In one case, a suspected North Korean applicant claimed to have published a whitepaper about the Bibox crypto exchange. In another, the applicant claimed to be a senior software developer at a blockchain consultancy firm.
Speaking to Bloomberg, Mandiant principal analyst Joe Dobson said the North Korean applicants were seeking to gain access that allowed them to influence an organisation’s direction:
It comes down to insider threats; if someone gets hired onto a crypto project and they become a core developer, that allows them to influence things, whether for good or not.Joe Dobson, principal analyst, Mandiant
Fellow Mandiant analyst Michael Barnhart said a central objective for the North Koreans applying for these jobs was to gather insider information on emerging trends in the crypto market, which could allow the North Korean regime to benefit through illicit fundraising efforts to skirt Western sanctions:
These are North Koreans trying to get hired and get to a place where they can funnel money back to the regime.Michael Barnhart, principal analyst, Mandiant
Mandiant said the North Korean applicants were mainly located in China and Russia, and presented themselves as being South Korean, Japanese and in some cases American.

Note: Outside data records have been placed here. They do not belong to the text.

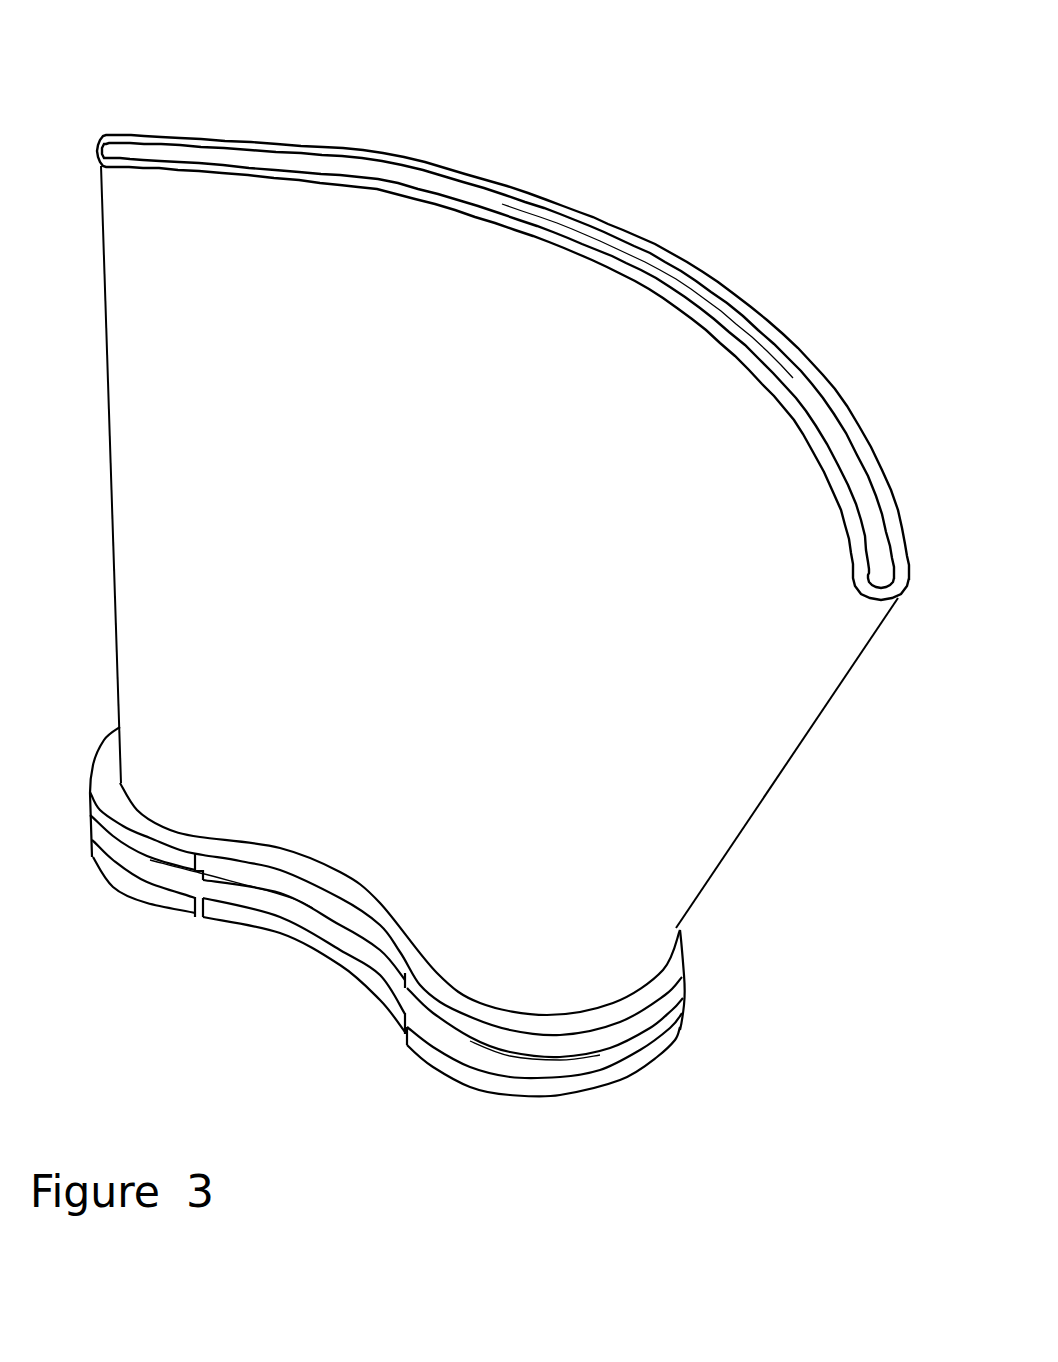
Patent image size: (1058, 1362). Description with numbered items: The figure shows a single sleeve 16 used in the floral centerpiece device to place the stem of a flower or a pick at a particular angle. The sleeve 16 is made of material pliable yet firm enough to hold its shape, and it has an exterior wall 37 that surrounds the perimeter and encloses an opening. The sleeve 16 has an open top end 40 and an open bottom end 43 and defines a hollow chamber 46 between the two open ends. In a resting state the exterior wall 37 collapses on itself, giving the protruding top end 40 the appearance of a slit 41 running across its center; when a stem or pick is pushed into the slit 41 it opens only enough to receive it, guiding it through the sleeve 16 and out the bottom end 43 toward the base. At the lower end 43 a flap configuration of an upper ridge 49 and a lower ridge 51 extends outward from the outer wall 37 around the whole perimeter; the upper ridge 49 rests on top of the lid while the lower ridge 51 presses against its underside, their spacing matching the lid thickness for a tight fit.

The sleeve 16 is at (236, 384).
The exterior wall 37 is at (787, 677).
The open top end 40 is at (233, 137).
The slit 41 is at (720, 312).
The hollow chamber 46 is at (492, 203).
The upper ridge 49 is at (670, 952).
The lower ridge 51 is at (652, 1032).
The open bottom end 43 is at (613, 1087).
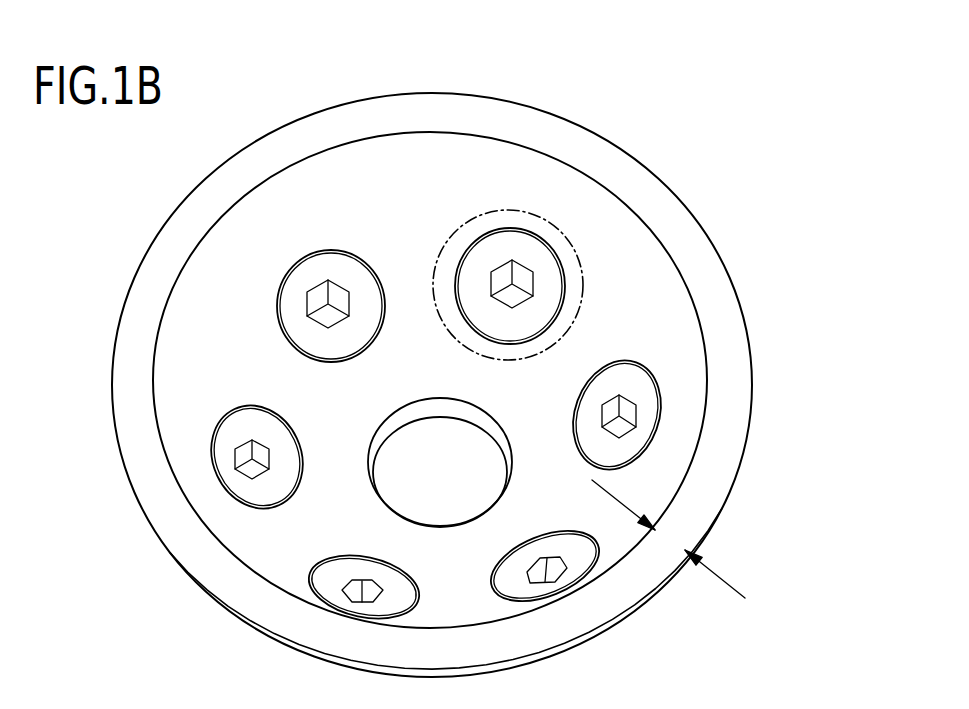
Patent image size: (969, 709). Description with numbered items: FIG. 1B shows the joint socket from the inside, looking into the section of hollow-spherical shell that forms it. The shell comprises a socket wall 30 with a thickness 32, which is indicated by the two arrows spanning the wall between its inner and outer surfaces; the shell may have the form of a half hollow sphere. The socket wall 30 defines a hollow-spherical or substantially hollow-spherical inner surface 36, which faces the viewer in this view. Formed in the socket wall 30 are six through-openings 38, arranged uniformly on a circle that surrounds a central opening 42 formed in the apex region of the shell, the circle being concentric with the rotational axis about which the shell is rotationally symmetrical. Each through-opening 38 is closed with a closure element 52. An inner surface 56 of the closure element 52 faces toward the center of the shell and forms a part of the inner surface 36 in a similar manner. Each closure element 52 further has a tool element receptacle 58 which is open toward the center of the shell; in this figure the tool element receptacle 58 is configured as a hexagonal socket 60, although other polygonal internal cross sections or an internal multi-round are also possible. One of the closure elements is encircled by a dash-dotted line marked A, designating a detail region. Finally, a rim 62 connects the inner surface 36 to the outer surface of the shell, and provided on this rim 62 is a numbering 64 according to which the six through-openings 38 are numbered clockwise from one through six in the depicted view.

North Korea’s Troubled History With Crypto
The North Korean regime has used crypto-based crime as a source of revenue for some time. According to Chainalysis, the regime stole almost US$400 million worth of crypto in 2021 alone – a staggering 2.4 percent of the nation’s total GDP.
In April this year, the regime-backed Lazarus hacking group was believed to have been behind the US$625 million hack of the Ronin Network.
In a related story, around the same time former Ethereum developer Virgil Griffith was sentenced to 63 months in prison and fined US$100,000 by a US Federal Court judge for illegally travelling to North Korea in 2019 to teach citizens how they could use crypto to evade US sanctions.